La menace est prise très au sérieux dans ce territoire insulaire du Sud-Kivu. Alors que l’épidémie d’Ebola sévit dans la province de Ituri, plusieurs jeunes d’Idjwi, partis travailler dans les mines aurifères de Mungwalu, continuent de faire la navette entre ces deux zones. Un flux humain qui alimente les craintes d’une introduction du virus dans une entité déjà fragile sur le plan sanitaire.
Dans une interview accordée ce lundi 25 mai 2026, Albert Cinabuguma, président de l’Association des journalistes d’Idjwi pour la paix, la démocratie et les droits humains, tire la sonnette d’alarme. Il évoque des initiatives locales de sensibilisation, mais insiste sur leur insuffisance face à l’ampleur du risque. « Nous informons la population, mais sans contrôle strict aux points d’entrée, nos efforts resteront limités », prévient-il.
Sur le terrain, les témoignages traduisent une anxiété croissante. « Mon frère revient souvent de Mungwalu. Nous avons peur de l’accueillir sans savoir s’il est sain », confie Espérance, habitante de Kashofu. De son côté, Jonas, un jeune creuseur, minimise : « Nous sommes contrôlés là-bas. Il ne faut pas paniquer inutilement. » Mais pour Chantal, mère de famille, « le danger est réel, surtout avec le manque de structures de santé adaptées ici ».
Les professionnels de santé locaux, eux, redoutent le pire. « Si un cas arrive à Idjwi, nous serons rapidement débordés », alerte un infirmier du centre de santé de Bugarula. Une inquiétude partagée par Jean-Pierre, enseignant : « On parle beaucoup de prévention, mais concrètement, rien n’est visible aux ports. Les voyageurs circulent librement. » Même son de cloche chez Amani, conducteur de pirogue : « Personne ne vérifie les passagers. Nous sommes exposés sans protection. »

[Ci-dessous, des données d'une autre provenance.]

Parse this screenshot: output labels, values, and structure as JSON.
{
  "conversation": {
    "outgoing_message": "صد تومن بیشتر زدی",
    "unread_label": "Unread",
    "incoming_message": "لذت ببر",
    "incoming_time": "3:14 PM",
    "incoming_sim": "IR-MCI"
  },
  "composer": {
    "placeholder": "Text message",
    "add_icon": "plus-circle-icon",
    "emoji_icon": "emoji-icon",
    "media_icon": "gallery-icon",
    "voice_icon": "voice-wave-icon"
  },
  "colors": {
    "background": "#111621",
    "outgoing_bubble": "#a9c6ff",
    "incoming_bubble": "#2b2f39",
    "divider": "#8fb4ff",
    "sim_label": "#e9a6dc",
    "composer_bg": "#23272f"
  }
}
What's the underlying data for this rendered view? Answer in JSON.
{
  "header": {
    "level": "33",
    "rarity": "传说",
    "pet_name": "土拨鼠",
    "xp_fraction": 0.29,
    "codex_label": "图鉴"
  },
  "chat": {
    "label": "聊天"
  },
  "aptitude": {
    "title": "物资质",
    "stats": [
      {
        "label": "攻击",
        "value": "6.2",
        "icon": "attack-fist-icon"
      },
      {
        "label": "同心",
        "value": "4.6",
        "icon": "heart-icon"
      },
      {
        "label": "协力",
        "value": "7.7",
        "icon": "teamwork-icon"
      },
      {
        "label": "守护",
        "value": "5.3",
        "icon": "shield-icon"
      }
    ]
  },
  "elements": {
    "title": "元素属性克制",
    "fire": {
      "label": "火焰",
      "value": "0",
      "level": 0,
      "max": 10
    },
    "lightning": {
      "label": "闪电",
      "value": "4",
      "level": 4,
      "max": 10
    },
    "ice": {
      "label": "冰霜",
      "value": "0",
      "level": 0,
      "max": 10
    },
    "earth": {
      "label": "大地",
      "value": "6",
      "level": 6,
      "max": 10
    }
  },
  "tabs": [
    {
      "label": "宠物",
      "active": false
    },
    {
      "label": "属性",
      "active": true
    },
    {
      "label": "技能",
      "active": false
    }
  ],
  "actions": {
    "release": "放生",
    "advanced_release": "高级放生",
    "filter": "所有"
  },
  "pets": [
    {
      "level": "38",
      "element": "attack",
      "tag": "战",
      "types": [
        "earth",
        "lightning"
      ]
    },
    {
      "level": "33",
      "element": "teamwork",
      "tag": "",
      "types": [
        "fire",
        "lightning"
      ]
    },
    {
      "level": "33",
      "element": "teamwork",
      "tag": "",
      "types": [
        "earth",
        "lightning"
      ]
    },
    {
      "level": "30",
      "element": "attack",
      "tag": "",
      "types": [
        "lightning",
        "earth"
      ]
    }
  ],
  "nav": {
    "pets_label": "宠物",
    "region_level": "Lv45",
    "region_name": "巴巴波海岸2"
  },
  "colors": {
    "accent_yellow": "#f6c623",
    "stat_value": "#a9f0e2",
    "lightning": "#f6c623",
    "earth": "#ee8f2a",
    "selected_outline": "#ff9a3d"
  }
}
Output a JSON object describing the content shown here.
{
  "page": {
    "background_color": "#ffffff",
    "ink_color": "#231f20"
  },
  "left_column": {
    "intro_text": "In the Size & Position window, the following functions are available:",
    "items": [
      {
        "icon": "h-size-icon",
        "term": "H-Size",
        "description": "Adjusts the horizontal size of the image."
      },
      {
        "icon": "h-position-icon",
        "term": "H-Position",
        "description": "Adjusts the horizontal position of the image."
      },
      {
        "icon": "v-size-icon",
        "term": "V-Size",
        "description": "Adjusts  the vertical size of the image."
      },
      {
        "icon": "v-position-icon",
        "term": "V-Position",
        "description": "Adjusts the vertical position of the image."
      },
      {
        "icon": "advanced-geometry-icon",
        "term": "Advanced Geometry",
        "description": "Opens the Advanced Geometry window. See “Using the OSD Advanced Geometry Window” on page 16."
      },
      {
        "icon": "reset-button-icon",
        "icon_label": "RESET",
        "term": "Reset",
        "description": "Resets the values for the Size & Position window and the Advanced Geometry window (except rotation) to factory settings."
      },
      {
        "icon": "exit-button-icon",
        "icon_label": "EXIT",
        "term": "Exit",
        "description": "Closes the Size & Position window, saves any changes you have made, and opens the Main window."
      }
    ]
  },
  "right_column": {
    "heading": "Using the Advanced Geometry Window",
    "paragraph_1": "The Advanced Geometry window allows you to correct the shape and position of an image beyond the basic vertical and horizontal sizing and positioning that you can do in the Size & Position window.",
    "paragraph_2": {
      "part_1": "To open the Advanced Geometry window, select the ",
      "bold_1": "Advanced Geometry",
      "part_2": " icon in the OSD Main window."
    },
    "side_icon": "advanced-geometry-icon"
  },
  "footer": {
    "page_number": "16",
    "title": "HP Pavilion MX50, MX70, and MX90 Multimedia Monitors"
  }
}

Face à cette situation, les acteurs de la société civile multiplient les appels à l’action. Ils demandent aux autorités sanitaires de renforcer les dispositifs de contrôle aux points d’entrée lacustres, notamment à travers des tests systématiques et une surveillance accrue des mouvements de population. La sensibilisation, bien que cruciale, ne saurait remplacer des mesures concrètes de prévention.
À Idjwi, l’histoire récente des épidémies rappelle que la vigilance est une question de survie. Dans un contexte humanitaire déjà fragile, l’arrivée d’Ebola serait un choc de trop. Entre peur et responsabilité collective, la population attend désormais des réponses rapides et efficaces pour éviter que l’île ne devienne le prochain foyer de la maladie.